Mãe, esposa e a primeira capitã dos bombeiros
A capitã dos Bombeiros Geovana Angeli Messias, de 32 anos: primeira paranaense no cargo. Foto: Mel Gabardo/Gazeta do Povo
A capitã dos Bombeiros Geovana Angeli Messias, de 32 anos: primeira paranaense no cargo. Foto: Mel Gabardo/Gazeta do Povo
Em 2001, aos 19 anos, Geovana Angeli Messias se dividia entre o curso técnico em Design de Móveis na Universidade Tecnológica Federal do Paraná (UTFPR) e sua paixão pela natação. O fim daquele ano chegou e ela tomou a decisão que transformaria para sempre sua carreira: seria guarda-vidas voluntária no litoral paranaense. Passou três verões cuidando dos banhistas e nunca mais quis parar: em 2004 – o primeiro ano em que mulheres seriam aceitas no Corpo de Bombeiros – prestou concurso público para ser soldado e foi aprovada. Concluiu os oito meses de curso e, ao mesmo tempo, se formou como designer. Além disso, teve fôlego para passar no vestibular para ser cadete.
Foram três anos de muita dedicação na Academia Policial Militar do  Guatupê (APMG), que associava aulas teóricas às práticas militares. Nos fins de semana, estava livre para visitar os pais e ficar com o namorado, que também fazia o curso para ser oficial. Porém, existia uma regra: todos os estudantes precisavam permanecer solteiros. Em 2008, Geovana estava no terceiro e último ano, mas ele ainda estudava no segundo. Por sorte, a norma foi extinta, e eles se casaram no civil no mesmo dia em que Angeli – o nome de guerra dela – se formou com honra: foi a primeira da turma de 18 alunos.

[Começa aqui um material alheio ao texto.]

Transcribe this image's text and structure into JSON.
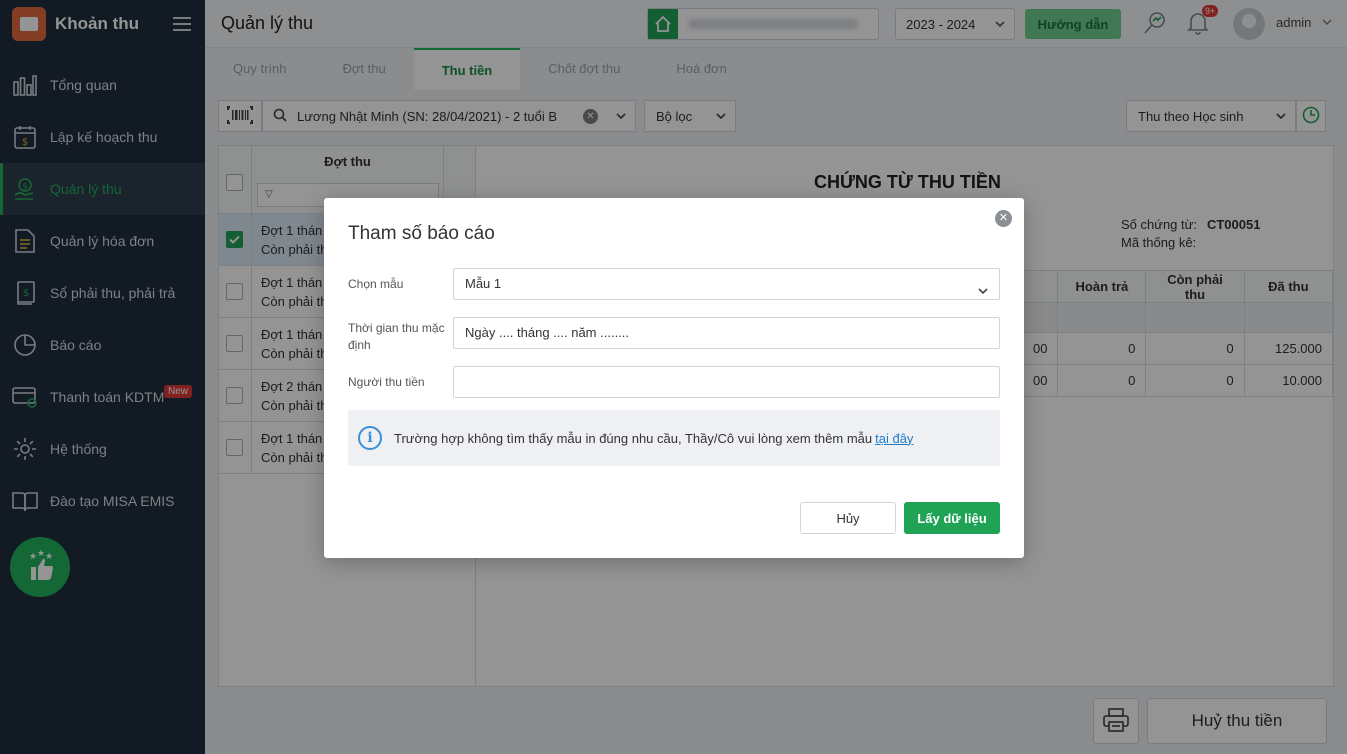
{
  "app": {
    "title": "Khoản thu"
  },
  "sidebar": {
    "items": [
      {
        "label": "Tổng quan",
        "icon": "bar-chart-icon"
      },
      {
        "label": "Lập kế hoạch thu",
        "icon": "calendar-money-icon"
      },
      {
        "label": "Quản lý thu",
        "icon": "money-hand-icon",
        "active": true
      },
      {
        "label": "Quản lý hóa đơn",
        "icon": "document-icon"
      },
      {
        "label": "Sổ phải thu, phải trả",
        "icon": "ledger-icon"
      },
      {
        "label": "Báo cáo",
        "icon": "pie-chart-icon"
      },
      {
        "label": "Thanh toán KDTM",
        "icon": "card-payment-icon",
        "badge": "New"
      },
      {
        "label": "Hệ thống",
        "icon": "gear-icon"
      },
      {
        "label": "Đào tạo MISA EMIS",
        "icon": "book-icon"
      }
    ]
  },
  "header": {
    "page_title": "Quản lý thu",
    "school_year": "2023 - 2024",
    "guide_label": "Hướng dẫn",
    "notif_count": "9+",
    "username": "admin"
  },
  "tabs": [
    "Quy trình",
    "Đợt thu",
    "Thu tiền",
    "Chốt đợt thu",
    "Hoá đơn"
  ],
  "active_tab": "Thu tiền",
  "filters": {
    "student_search": "Lương Nhật Minh (SN: 28/04/2021) - 2 tuổi B",
    "filter_label": "Bộ lọc",
    "mode": "Thu theo Học sinh"
  },
  "collection_list": {
    "header": "Đợt thu",
    "rows": [
      {
        "l1": "Đợt 1 thán",
        "l2": "Còn phải th",
        "checked": true
      },
      {
        "l1": "Đợt 1 thán",
        "l2": "Còn phải th",
        "checked": false
      },
      {
        "l1": "Đợt 1 thán",
        "l2": "Còn phải th",
        "checked": false
      },
      {
        "l1": "Đợt 2 thán",
        "l2": "Còn phải th",
        "checked": false
      },
      {
        "l1": "Đợt 1 thán",
        "l2": "Còn phải th",
        "checked": false
      }
    ]
  },
  "receipt": {
    "title": "CHỨNG TỪ THU TIỀN",
    "doc_no_label": "Số chứng từ:",
    "doc_no": "CT00051",
    "stat_code_label": "Mã thống kê:",
    "columns": [
      "Hoàn trả",
      "Còn phải thu",
      "Đã thu"
    ],
    "rows": [
      {
        "partial": "00",
        "refund": "0",
        "remaining": "0",
        "paid": "125.000"
      },
      {
        "partial": "00",
        "refund": "0",
        "remaining": "0",
        "paid": "10.000"
      }
    ]
  },
  "footer": {
    "cancel_collect_label": "Huỷ thu tiền"
  },
  "dialog": {
    "title": "Tham số báo cáo",
    "template_label": "Chọn mẫu",
    "template_value": "Mẫu 1",
    "default_time_label": "Thời gian thu mặc định",
    "default_time_value": "Ngày .... tháng .... năm ........",
    "collector_label": "Người thu tiền",
    "collector_value": "",
    "info_text": "Trường hợp không tìm thấy mẫu in đúng nhu cầu, Thầy/Cô vui lòng xem thêm mẫu",
    "info_link": "tại đây",
    "cancel_label": "Hủy",
    "ok_label": "Lấy dữ liệu"
  },
  "colors": {
    "accent": "#21a356",
    "sidebar_bg": "#1f2d3d",
    "link": "#1f7bc8",
    "badge": "#e23a3a"
  }
}
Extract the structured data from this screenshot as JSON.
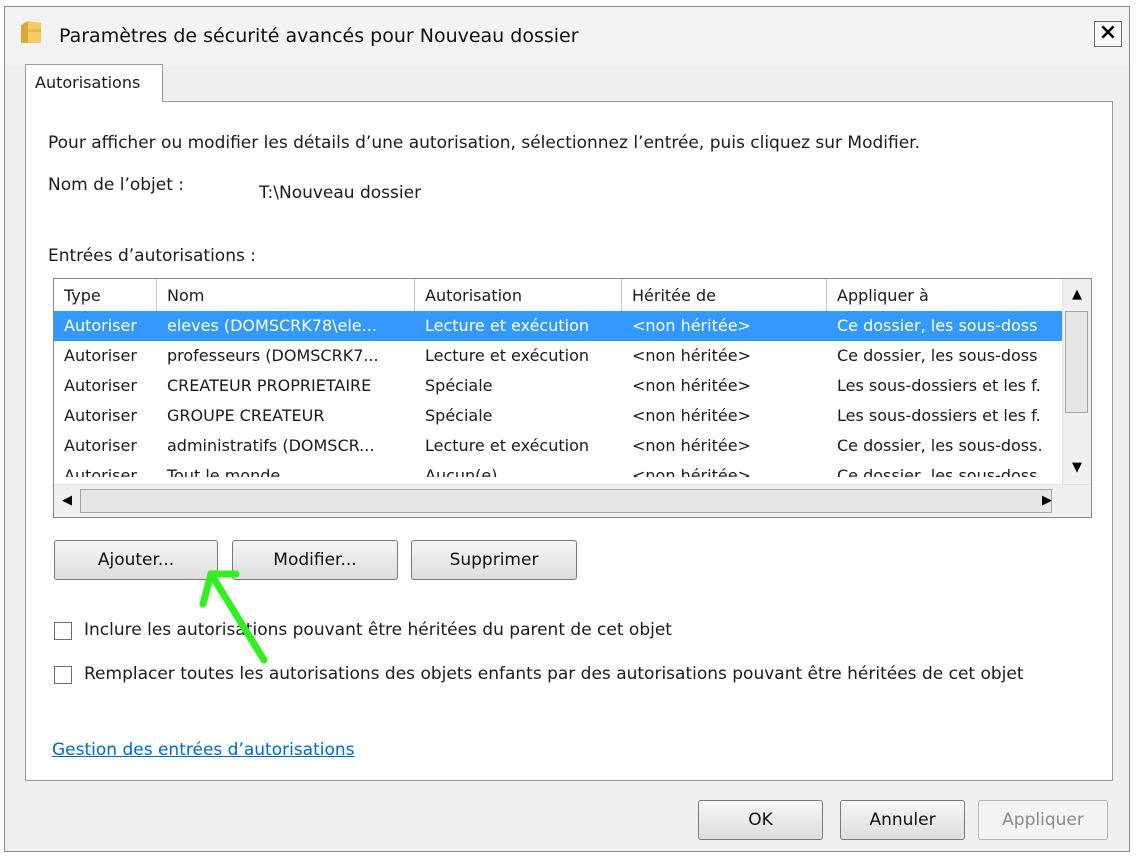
{
  "window": {
    "title": "Paramètres de sécurité avancés pour Nouveau dossier",
    "close_label": "×"
  },
  "tab": {
    "label": "Autorisations"
  },
  "instructions": "Pour afficher ou modifier les détails d’une autorisation, sélectionnez l’entrée, puis cliquez sur Modifier.",
  "object": {
    "label": "Nom de l’objet :",
    "value": "T:\\Nouveau dossier"
  },
  "entries": {
    "label": "Entrées d’autorisations :",
    "columns": [
      "Type",
      "Nom",
      "Autorisation",
      "Héritée de",
      "Appliquer à"
    ],
    "rows": [
      [
        "Autoriser",
        "eleves (DOMSCRK78\\ele...",
        "Lecture et exécution",
        "<non héritée>",
        "Ce dossier, les sous-doss"
      ],
      [
        "Autoriser",
        "professeurs (DOMSCRK7...",
        "Lecture et exécution",
        "<non héritée>",
        "Ce dossier, les sous-doss"
      ],
      [
        "Autoriser",
        "CREATEUR PROPRIETAIRE",
        "Spéciale",
        "<non héritée>",
        "Les sous-dossiers et les f."
      ],
      [
        "Autoriser",
        "GROUPE CREATEUR",
        "Spéciale",
        "<non héritée>",
        "Les sous-dossiers et les f."
      ],
      [
        "Autoriser",
        "administratifs (DOMSCR...",
        "Lecture et exécution",
        "<non héritée>",
        "Ce dossier, les sous-doss."
      ],
      [
        "Autoriser",
        "Tout le monde",
        "Aucun(e)",
        "<non héritée>",
        "Ce dossier, les sous-doss"
      ]
    ],
    "selected_row": 0
  },
  "buttons": {
    "add": "Ajouter...",
    "modify": "Modifier...",
    "delete": "Supprimer"
  },
  "checkboxes": {
    "include_inheritable": {
      "label": "Inclure les autorisations pouvant être héritées du parent de cet objet",
      "checked": false
    },
    "replace_children": {
      "label": "Remplacer toutes les autorisations des objets enfants par des autorisations pouvant être héritées de cet objet",
      "checked": false
    }
  },
  "link": "Gestion des entrées d’autorisations",
  "footer": {
    "ok": "OK",
    "cancel": "Annuler",
    "apply": "Appliquer"
  },
  "colors": {
    "selection": "#3399ff",
    "link": "#0066cc",
    "annotation_arrow": "#33ee22"
  }
}
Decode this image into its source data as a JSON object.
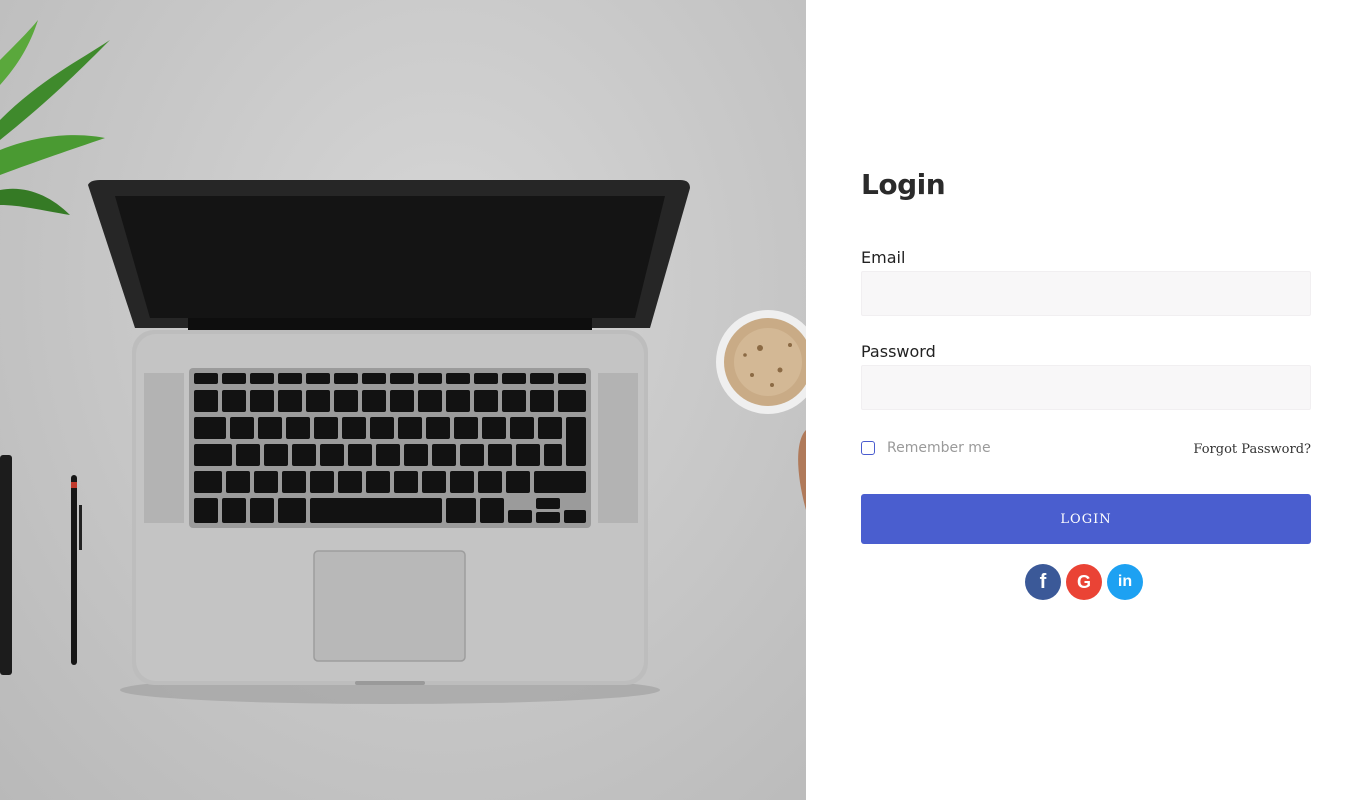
{
  "login": {
    "title": "Login",
    "email_label": "Email",
    "email_value": "",
    "password_label": "Password",
    "password_value": "",
    "remember_label": "Remember me",
    "remember_checked": false,
    "forgot_label": "Forgot Password?",
    "submit_label": "LOGIN"
  },
  "social": {
    "facebook": {
      "glyph": "f",
      "icon": "facebook-icon",
      "color": "#3b5998"
    },
    "google": {
      "glyph": "G",
      "icon": "google-icon",
      "color": "#ea4335"
    },
    "linkedin": {
      "glyph": "in",
      "icon": "linkedin-icon",
      "color": "#1da1f2"
    }
  },
  "colors": {
    "primary": "#4a5ecf",
    "input_bg": "#f8f7f8"
  }
}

De lá para cá, tiveram dois filhos. O mais velho, de 3 anos e meio, ainda não entende a profissão dos pais. A mais nova, ao contrário, parece ter a vocação no sangue: com um 1 ano e meio e sem pronunciar direito as palavras, imita a sirene da viatura e vibra ao ver uma farda. Há 10 anos no Corpo de Bombeiros, Angeli foi nomeada capitã em dezembro do ano passado, entrando para a história como a primeira paranaense a ocupar este cargo.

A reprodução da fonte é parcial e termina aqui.